Do you ever wonder, when you’re picking up a piping hot pork sandwich or falafel wrap at some foodie market, “What might life be like on the other side of the hotplate?” I do. So I asked.
If you live or work in a city centre, you can’t have failed to notice the boom in street food. It became obvious that this was a verifiable ‘thing’ once opportunistic restaurants started advertising “street food” specials, defeating the object entirely.
James Fitzgerald – Fiz to his growing band of regulars – is one who fancied a crack at it. A few months ago, after eight years working in telly, he took the plunge, setting up Pickle, a sandwich and breakfast specialist based a few minutes’ walk from Bristol Temple Meads.
“I’ve always loved food, and it just seemed logical,” he says. “The pitch is everything, really – doing this gives me a good start. The overheads are relatively low and it might help me work towards having a pub one day.”
Right around the corner from Pickle is the Food Warren, run by brother and sister team Rob and Claire Warren. It’s beautifully simple concept – breakfast until 11am, then a meat dish, a veggie dish and a soup option each lunchtime.

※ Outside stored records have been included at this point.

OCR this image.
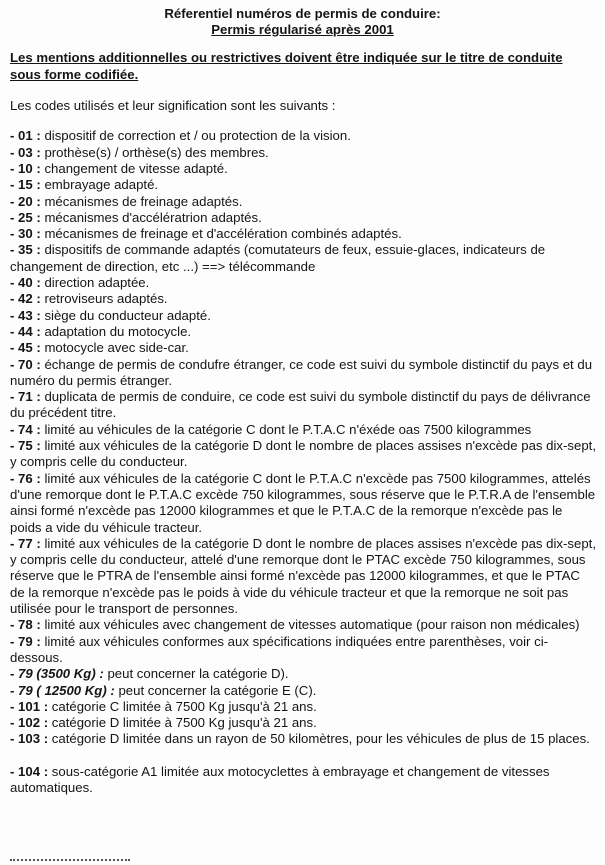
Réferentiel numéros de permis de conduire:
Permis régularisé après 2001
Les mentions additionnelles ou restrictives doivent être indiquée sur le titre de conduite sous forme codifiée.
Les codes utilisés et leur signification sont les suivants :
- 01 : dispositif de correction et / ou protection de la vision.
- 03 : prothèse(s) / orthèse(s) des membres.
- 10 : changement de vitesse adapté.
- 15 : embrayage adapté.
- 20 : mécanismes de freinage adaptés.
- 25 : mécanismes d'accélératrion adaptés.
- 30 : mécanismes de freinage et d'accélération combinés adaptés.
- 35 : dispositifs de commande adaptés (comutateurs de feux, essuie-glaces, indicateurs de changement de direction, etc ...) ==> télécommande
- 40 : direction adaptée.
- 42 : retroviseurs adaptés.
- 43 : siège du conducteur adapté.
- 44 : adaptation du motocycle.
- 45 : motocycle avec side-car.
- 70 : échange de permis de condufre étranger, ce code est suivi du symbole distinctif du pays et du numéro du permis étranger.
- 71 : duplicata de permis de conduire, ce code est suivi du symbole distinctif du pays de délivrance du précédent titre.
- 74 : limité au véhicules de la catégorie C dont le P.T.A.C n'éxéde oas 7500 kilogrammes
- 75 : limité aux véhicules de la catégorie D dont le nombre de places assises n'excède pas dix-sept, y compris celle du conducteur.
- 76 : limité aux véhicules de la catégorie C dont le P.T.A.C n'excède pas 7500 kilogrammes, attelés d'une remorque dont le P.T.A.C excède 750 kilogrammes, sous réserve que le P.T.R.A de l'ensemble ainsi formé n'excède pas 12000 kilogrammes et que le P.T.A.C de la remorque n'excède pas le poids a vide du véhicule tracteur.
- 77 : limité aux véhicules de la catégorie D dont le nombre de places assises n'excède pas dix-sept, y compris celle du conducteur, attelé d'une remorque dont le PTAC excède 750 kilogrammes, sous réserve que le PTRA de l'ensemble ainsi formé n'excède pas 12000 kilogrammes, et que le PTAC de la remorque n'excède pas le poids à vide du véhicule tracteur et que la remorque ne soit pas utilisée pour le transport de personnes.
- 78 : limité aux véhicules avec changement de vitesses automatique (pour raison non médicales)
- 79 : limité aux véhicules conformes aux spécifications indiquées entre parenthèses, voir ci-dessous.
- 79 (3500 Kg) : peut concerner la catégorie D).
- 79 ( 12500 Kg) : peut concerner la catégorie E (C).
- 101 : catégorie C limitée à 7500 Kg jusqu'à 21 ans.
- 102 : catégorie D limitée à 7500 Kg jusqu'à 21 ans.
- 103 : catégorie D limitée dans un rayon de 50 kilomètres, pour les véhicules de plus de 15 places.
- 104 : sous-catégorie A1 limitée aux motocyclettes à embrayage et changement de vitesses automatiques.
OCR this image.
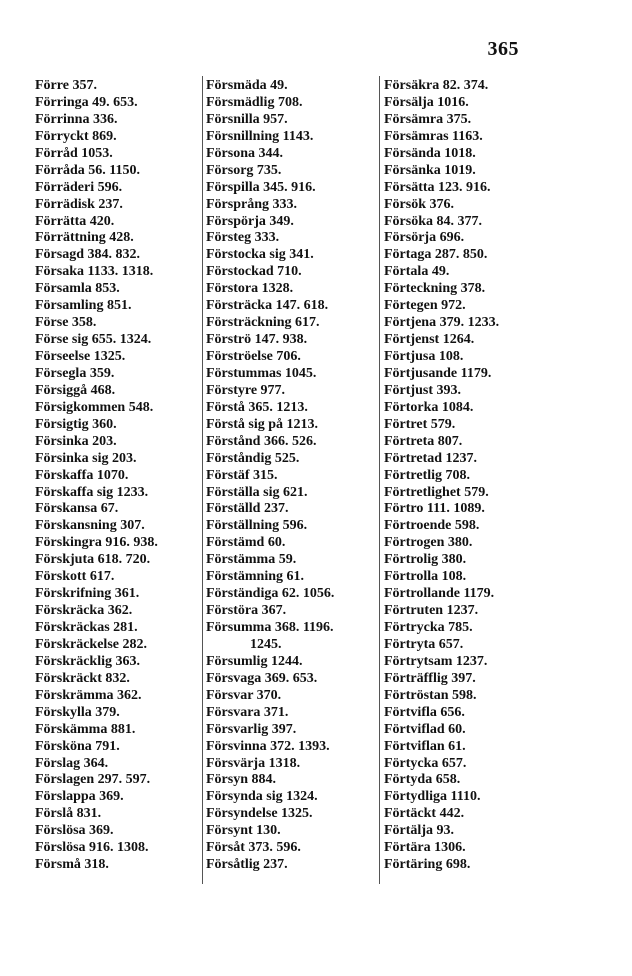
365
Förre 357.
Förringa 49. 653.
Förrinna 336.
Förryckt 869.
Förråd 1053.
Förråda 56. 1150.
Förräderi 596.
Förrädisk 237.
Förrätta 420.
Förrättning 428.
Försagd 384. 832.
Försaka 1133. 1318.
Församla 853.
Församling 851.
Förse 358.
Förse sig 655. 1324.
Förseelse 1325.
Försegla 359.
Försiggå 468.
Försigkommen 548.
Försigtig 360.
Försinka 203.
Försinka sig 203.
Förskaffa 1070.
Förskaffa sig 1233.
Förskansa 67.
Förskansning 307.
Förskingra 916. 938.
Förskjuta 618. 720.
Förskott 617.
Förskrifning 361.
Förskräcka 362.
Förskräckas 281.
Förskräckelse 282.
Förskräcklig 363.
Förskräckt 832.
Förskrämma 362.
Förskylla 379.
Förskämma 881.
Försköna 791.
Förslag 364.
Förslagen 297. 597.
Förslappa 369.
Förslå 831.
Förslösa 369.
Förslösa 916. 1308.
Försmå 318.
Försmäda 49.
Försmädlig 708.
Försnilla 957.
Försnillning 1143.
Försona 344.
Försorg 735.
Förspilla 345. 916.
Försprång 333.
Förspörja 349.
Försteg 333.
Förstocka sig 341.
Förstockad 710.
Förstora 1328.
Försträcka 147. 618.
Försträckning 617.
Förströ 147. 938.
Förströelse 706.
Förstummas 1045.
Förstyre 977.
Förstå 365. 1213.
Förstå sig på 1213.
Förstånd 366. 526.
Förståndig 525.
Förstäf 315.
Förställa sig 621.
Förställd 237.
Förställning 596.
Förstämd 60.
Förstämma 59.
Förstämning 61.
Förständiga 62. 1056.
Förstöra 367.
Försumma 368. 1196.
1245.
Försumlig 1244.
Försvaga 369. 653.
Försvar 370.
Försvara 371.
Försvarlig 397.
Försvinna 372. 1393.
Försvärja 1318.
Försyn 884.
Försynda sig 1324.
Försyndelse 1325.
Försynt 130.
Försåt 373. 596.
Försåtlig 237.
Försäkra 82. 374.
Försälja 1016.
Försämra 375.
Försämras 1163.
Försända 1018.
Försänka 1019.
Försätta 123. 916.
Försök 376.
Försöka 84. 377.
Försörja 696.
Förtaga 287. 850.
Förtala 49.
Förteckning 378.
Förtegen 972.
Förtjena 379. 1233.
Förtjenst 1264.
Förtjusa 108.
Förtjusande 1179.
Förtjust 393.
Förtorka 1084.
Förtret 579.
Förtreta 807.
Förtretad 1237.
Förtretlig 708.
Förtretlighet 579.
Förtro 111. 1089.
Förtroende 598.
Förtrogen 380.
Förtrolig 380.
Förtrolla 108.
Förtrollande 1179.
Förtruten 1237.
Förtrycka 785.
Förtryta 657.
Förtrytsam 1237.
Förträfflig 397.
Förtröstan 598.
Förtvifla 656.
Förtviflad 60.
Förtviflan 61.
Förtycka 657.
Förtyda 658.
Förtydliga 1110.
Förtäckt 442.
Förtälja 93.
Förtära 1306.
Förtäring 698.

The week’s menu is available online and on flyers. Their story shows that this needn’t be a short-term stepping stone, as Rob says: “The idea came when we were both working in London. Claire worked in product development for watches and I was an architectural assistant. We were both fed up with our jobs and both enjoyed cooking so decided to pack it in and set up some sort of street food stall in Bristol, where we were brought up. We chose the location based on the amount of offices around. It took a while to get council approval, so in March 2011 we started trying to sell out the back of a van to local business parks, Apprentice-style! In mid-April 2011 we got our spot and have been building up our customer base since.”
An upside for the street food punter is the chance to influence menus. Warren says: “We’ve had a few useful suggestions from customers which we have followed up especially noting dietary information like vegan and gluten-free. But I think people like us for the variety.”
Location is everything here, he adds: “We wouldn’t consider moving. The area’s empty offices are gradually filling up and there seem to be lots of new creative start-ups around Temple Meads. I don't think we will ever progress to a cafe, we like the size we are - we can give a very personal service and are involved in every aspect of the business.”
Councils are keen on street food as it’s a big part of that “animating the city,” thing they love, making places “buoyant” and "vibrant”.
The hungry punter is a winner – especially those in foodie hotspots. Bristol’s street food collective Bristol Eats won the ‘Best Street Food Collective’ at the British Street Food Awards in September.
Bridget Pilkington, who also runs the Vee Double-Moo ice cream opeation, is the market manager. She says: “It’s great to win the award from other cities like Manchester, Birmingham and Glasgow. I think Bristol’s second only to London in street food, although there’s probably still only 20 or so traders in the Bristol area doing it full-time.”
There are markets twice a month, and regular events such as “kitchen takeovers” at pubs such as the hip Crofters Rights.
Pilkington offers the view that life outside suits many just fine. “Most of our traders like being out and about and doing different things, they don’t aspire to working in a restaurant. That said, on the colder days, you do think ’we must be mad’.”
One trader not ruling out further ventures is Dan Beswick, owner of the Bear Grillz burger bar in the Bearpit Market – a wonderfully odd mix of stalls in the sunken meeting point of underpasses amid Bristol’s St James Barton roundabout. He’s a year into life on foodie street.
“I’m pleased with how it’s gone and I’m really proud of the product - but I don’t necessarily want to spend the rest of my life in the middle of a roundabout. I’ve looked at bringing out a range of sauces, we’ve done other catering jobs like the circus at the Creative Common. I’m looking to bring together the city’s burger crews for something. There are all sorts of plans. Bristol’s good for independent traders – people here like to back the underdog.”
For Beswick, there wasn’t a lightbulb moment. “There’d been a lot of chatting over ciders in the pub and I just thought ‘maybe I should actually do it,” he recalls. “You could say it’s a Star & Garter-inspired business plan.”
How do you pull this off in a part of the city that although much tidied up thanks to the sterling work of the Bearpit Improvement Group, is still routinely prefixed as “notorious” in the papers? It’s all about being reasonable, says Beswick. “I didn’t realise when I was setting up, but the spot I’m in used to be where all the drinkers gathered. There were all sorts of threats, but once they realise you can get along they’re fine.” He grins: “There are some real characters, you see some incredible things.”
So how far can this trend go? The worlds of inside and out are already blurred – early in 2013 Ben Warran, operator of the Meat & Bread cart that became an overnight sensation for seekers of piled-high American style sandwiches, called time on his wandering and started renting the Three Tuns pub kitchen. Claire Hetherington, general manager, says: “It’s been great for us and for Ben – it really is as simple as meat and bread, but the preparation is something else, he’s in at 9 every morning. The only problem is that the staff really have to watch our weight, it’s dangerous having him here!”